Lehmann also takes an interesting look at William
Jennings Bryan, the 3-time presidential candidate who was characterized as the
bumbling religious fool in the classic Inherit the Wind, a Broadway play and
Hollywood film about putting a science teacher on trial for teaching evolution
in school. Lehmann contends that Bryan was a victim of “a cunning historical
genius at work.” He was a Populist 100 years ago who was a devotee of the
Social Gospel, who campaigned to revamp our currency to favor the debtor class,
to nationalize the railroads and telephone industries, to institute strict
regulations on bank deposits and to purge corporate money from the American
campaign system, but was instead ridiculed for opposing the teaching of Darwin
in the schools. “It would be a far greater irony that anti-evolutionists who
initially disowned Darwin’s theory in the spirit of Bryan – holding that it
modeled unseemly self-seeking, greed and predation for the nation’s young –
would in future decades be replaced by the country’s most ardent apologists for
laissez-faire capitalism, ie., the very economic system that Social Darwinists
aggressively championed as foreordained by human genetic destiny.”
But what about the subtitle of this book:
“Capitalism, Christianity, and the Unmaking of the American Dream”? Has
religion conspired with corporate America to fool us as hedge fund managers and
executives count their multiple million-dollar bonuses while throwing thousands
of workers out on the streets? Has it really destroyed the American Dream?
He writes in his introduction that Old World welfare
states such as Denmark and England now report greater upward socioeconomic
mobility than the US.
“The successive Protestant assaults on the
institutions of the church, the state, and the idea of social welfare would all
henceforth be rendered in the telltale spirit of orgiastic individualism.”
In other words, we’re on the
road to ruin as we sing “Hallelujah!”
Religion is the scourge of the working class, and
hence an ardent supporter of its downfall, Lehmann notes. “Christianity
dogmatically urges devotees on to greater feats of inward spiritual Gnosis and
world achievement, while militantly preventing the formation of anything
resembling solidarity in the ranks of the working class.”
Lehmann says religion became the first deregulated
industry in American life.
Money and religion. They have always gone together.
From the snazzy thousand-dollar suits you see on our enlightened TV evangelists,
Mormon’s wearing secret underwear in outer space (and Mitt Romney to boot!), to
the fire and brimstone sermons all along the AM radio dial, and holy
pontificators sex scandals, you got to admit a lot of it is entertaining.

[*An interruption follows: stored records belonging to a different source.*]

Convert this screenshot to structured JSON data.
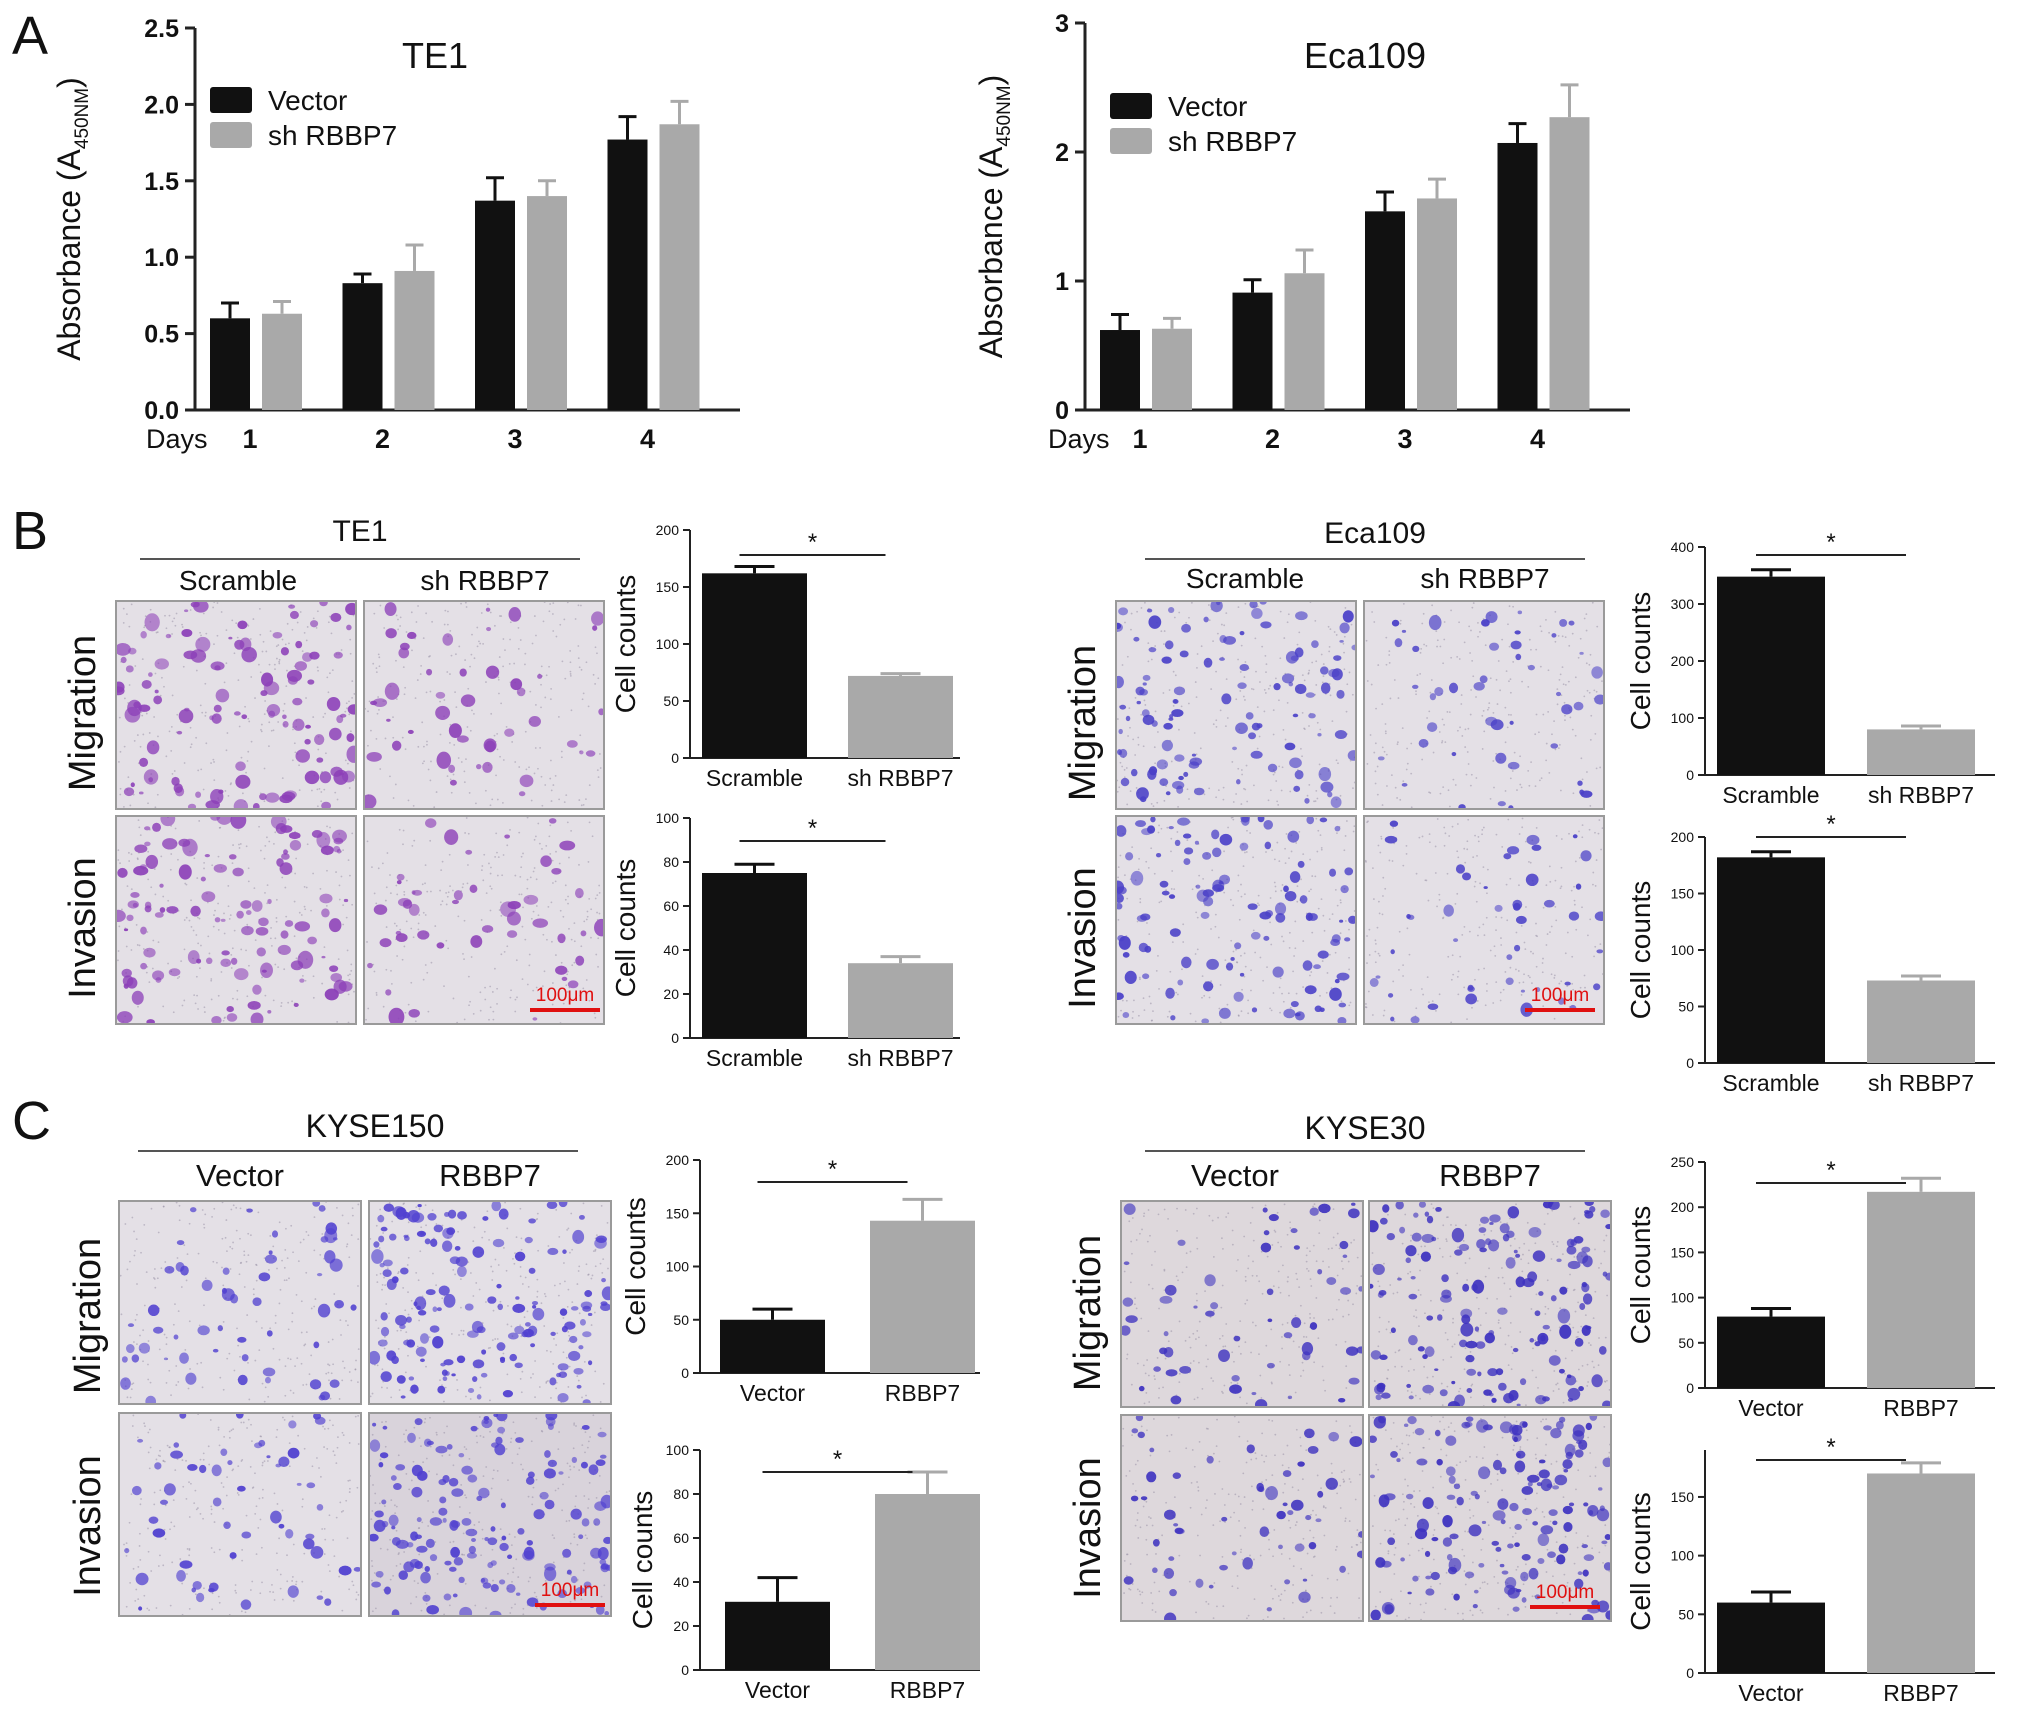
{
  "panel_labels": [
    "A",
    "B",
    "C"
  ],
  "micrographs": {
    "B": {
      "groups": [
        {
          "title": "TE1",
          "conditions": [
            "Scramble",
            "sh RBBP7"
          ],
          "rows": [
            "Migration",
            "Invasion"
          ],
          "scale": "100μm",
          "colors": [
            "#8c3fb8",
            "#8c3fb8"
          ]
        },
        {
          "title": "Eca109",
          "conditions": [
            "Scramble",
            "sh RBBP7"
          ],
          "rows": [
            "Migration",
            "Invasion"
          ],
          "scale": "100μm",
          "colors": [
            "#4a40c8",
            "#4a40c8"
          ]
        }
      ]
    },
    "C": {
      "groups": [
        {
          "title": "KYSE150",
          "conditions": [
            "Vector",
            "RBBP7"
          ],
          "rows": [
            "Migration",
            "Invasion"
          ],
          "scale": "100μm",
          "colors": [
            "#5040d0",
            "#5040d0"
          ]
        },
        {
          "title": "KYSE30",
          "conditions": [
            "Vector",
            "RBBP7"
          ],
          "rows": [
            "Migration",
            "Invasion"
          ],
          "scale": "100μm",
          "colors": [
            "#3e32c0",
            "#3e32c0"
          ]
        }
      ]
    }
  },
  "chart_data": [
    {
      "id": "A-TE1",
      "type": "bar",
      "title": "TE1",
      "xlabel": "Days",
      "ylabel": "Absorbance (A450NM)",
      "categories": [
        "1",
        "2",
        "3",
        "4"
      ],
      "ylim": [
        0,
        2.5
      ],
      "yticks": [
        "0.0",
        "0.5",
        "1.0",
        "1.5",
        "2.0",
        "2.5"
      ],
      "legend_position": "top-left",
      "series": [
        {
          "name": "Vector",
          "color": "#111111",
          "values": [
            0.6,
            0.83,
            1.37,
            1.77
          ],
          "errors": [
            0.1,
            0.06,
            0.15,
            0.15
          ]
        },
        {
          "name": "sh RBBP7",
          "color": "#a9a9a9",
          "values": [
            0.63,
            0.91,
            1.4,
            1.87
          ],
          "errors": [
            0.08,
            0.17,
            0.1,
            0.15
          ]
        }
      ]
    },
    {
      "id": "A-Eca109",
      "type": "bar",
      "title": "Eca109",
      "xlabel": "Days",
      "ylabel": "Absorbance (A450NM)",
      "categories": [
        "1",
        "2",
        "3",
        "4"
      ],
      "ylim": [
        0,
        3
      ],
      "yticks": [
        "0",
        "1",
        "2",
        "3"
      ],
      "legend_position": "top-left",
      "series": [
        {
          "name": "Vector",
          "color": "#111111",
          "values": [
            0.62,
            0.91,
            1.54,
            2.07
          ],
          "errors": [
            0.12,
            0.1,
            0.15,
            0.15
          ]
        },
        {
          "name": "sh RBBP7",
          "color": "#a9a9a9",
          "values": [
            0.63,
            1.06,
            1.64,
            2.27
          ],
          "errors": [
            0.08,
            0.18,
            0.15,
            0.25
          ]
        }
      ]
    },
    {
      "id": "B-TE1-Migration",
      "type": "bar",
      "ylabel": "Cell counts",
      "categories": [
        "Scramble",
        "sh RBBP7"
      ],
      "values": [
        162,
        72
      ],
      "errors": [
        6,
        2
      ],
      "ylim": [
        0,
        200
      ],
      "yticks": [
        "0",
        "50",
        "100",
        "150",
        "200"
      ],
      "significance": "*",
      "colors": [
        "#111111",
        "#a9a9a9"
      ]
    },
    {
      "id": "B-TE1-Invasion",
      "type": "bar",
      "ylabel": "Cell counts",
      "categories": [
        "Scramble",
        "sh RBBP7"
      ],
      "values": [
        75,
        34
      ],
      "errors": [
        4,
        3
      ],
      "ylim": [
        0,
        100
      ],
      "yticks": [
        "0",
        "20",
        "40",
        "60",
        "80",
        "100"
      ],
      "significance": "*",
      "colors": [
        "#111111",
        "#a9a9a9"
      ]
    },
    {
      "id": "B-Eca109-Migration",
      "type": "bar",
      "ylabel": "Cell counts",
      "categories": [
        "Scramble",
        "sh RBBP7"
      ],
      "values": [
        348,
        80
      ],
      "errors": [
        12,
        6
      ],
      "ylim": [
        0,
        400
      ],
      "yticks": [
        "0",
        "100",
        "200",
        "300",
        "400"
      ],
      "significance": "*",
      "colors": [
        "#111111",
        "#a9a9a9"
      ]
    },
    {
      "id": "B-Eca109-Invasion",
      "type": "bar",
      "ylabel": "Cell counts",
      "categories": [
        "Scramble",
        "sh RBBP7"
      ],
      "values": [
        182,
        73
      ],
      "errors": [
        5,
        4
      ],
      "ylim": [
        0,
        200
      ],
      "yticks": [
        "0",
        "50",
        "100",
        "150",
        "200"
      ],
      "significance": "*",
      "colors": [
        "#111111",
        "#a9a9a9"
      ]
    },
    {
      "id": "C-KYSE150-Migration",
      "type": "bar",
      "ylabel": "Cell counts",
      "categories": [
        "Vector",
        "RBBP7"
      ],
      "values": [
        50,
        143
      ],
      "errors": [
        10,
        20
      ],
      "ylim": [
        0,
        200
      ],
      "yticks": [
        "0",
        "50",
        "100",
        "150",
        "200"
      ],
      "significance": "*",
      "colors": [
        "#111111",
        "#a9a9a9"
      ]
    },
    {
      "id": "C-KYSE150-Invasion",
      "type": "bar",
      "ylabel": "Cell counts",
      "categories": [
        "Vector",
        "RBBP7"
      ],
      "values": [
        31,
        80
      ],
      "errors": [
        11,
        10
      ],
      "ylim": [
        0,
        100
      ],
      "yticks": [
        "0",
        "20",
        "40",
        "60",
        "80",
        "100"
      ],
      "significance": "*",
      "colors": [
        "#111111",
        "#a9a9a9"
      ]
    },
    {
      "id": "C-KYSE30-Migration",
      "type": "bar",
      "ylabel": "Cell counts",
      "categories": [
        "Vector",
        "RBBP7"
      ],
      "values": [
        79,
        217
      ],
      "errors": [
        9,
        15
      ],
      "ylim": [
        0,
        250
      ],
      "yticks": [
        "0",
        "50",
        "100",
        "150",
        "200",
        "250"
      ],
      "significance": "*",
      "colors": [
        "#111111",
        "#a9a9a9"
      ]
    },
    {
      "id": "C-KYSE30-Invasion",
      "type": "bar",
      "ylabel": "Cell counts",
      "categories": [
        "Vector",
        "RBBP7"
      ],
      "values": [
        60,
        170
      ],
      "errors": [
        9,
        9
      ],
      "ylim": [
        0,
        190
      ],
      "yticks": [
        "0",
        "50",
        "100",
        "150"
      ],
      "significance": "*",
      "colors": [
        "#111111",
        "#a9a9a9"
      ]
    }
  ]
}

Perhaps Karl Marx said it best, it’s the opium of the people, and what better
drug to smoke and feel high with the Lord as the world around you crumbles
fast!
Not only is religion not regulated, Senator Grassly said his committee lacked the funds to subpoena the evangelists' records during his showcased "investigation" of millionaire preachers, but it is supported by the IRS that permits church donors to deduct their contributions from their tax returns. Thus skeptics are contributing to this charade of spirit by making up the shortfall in tax revenue.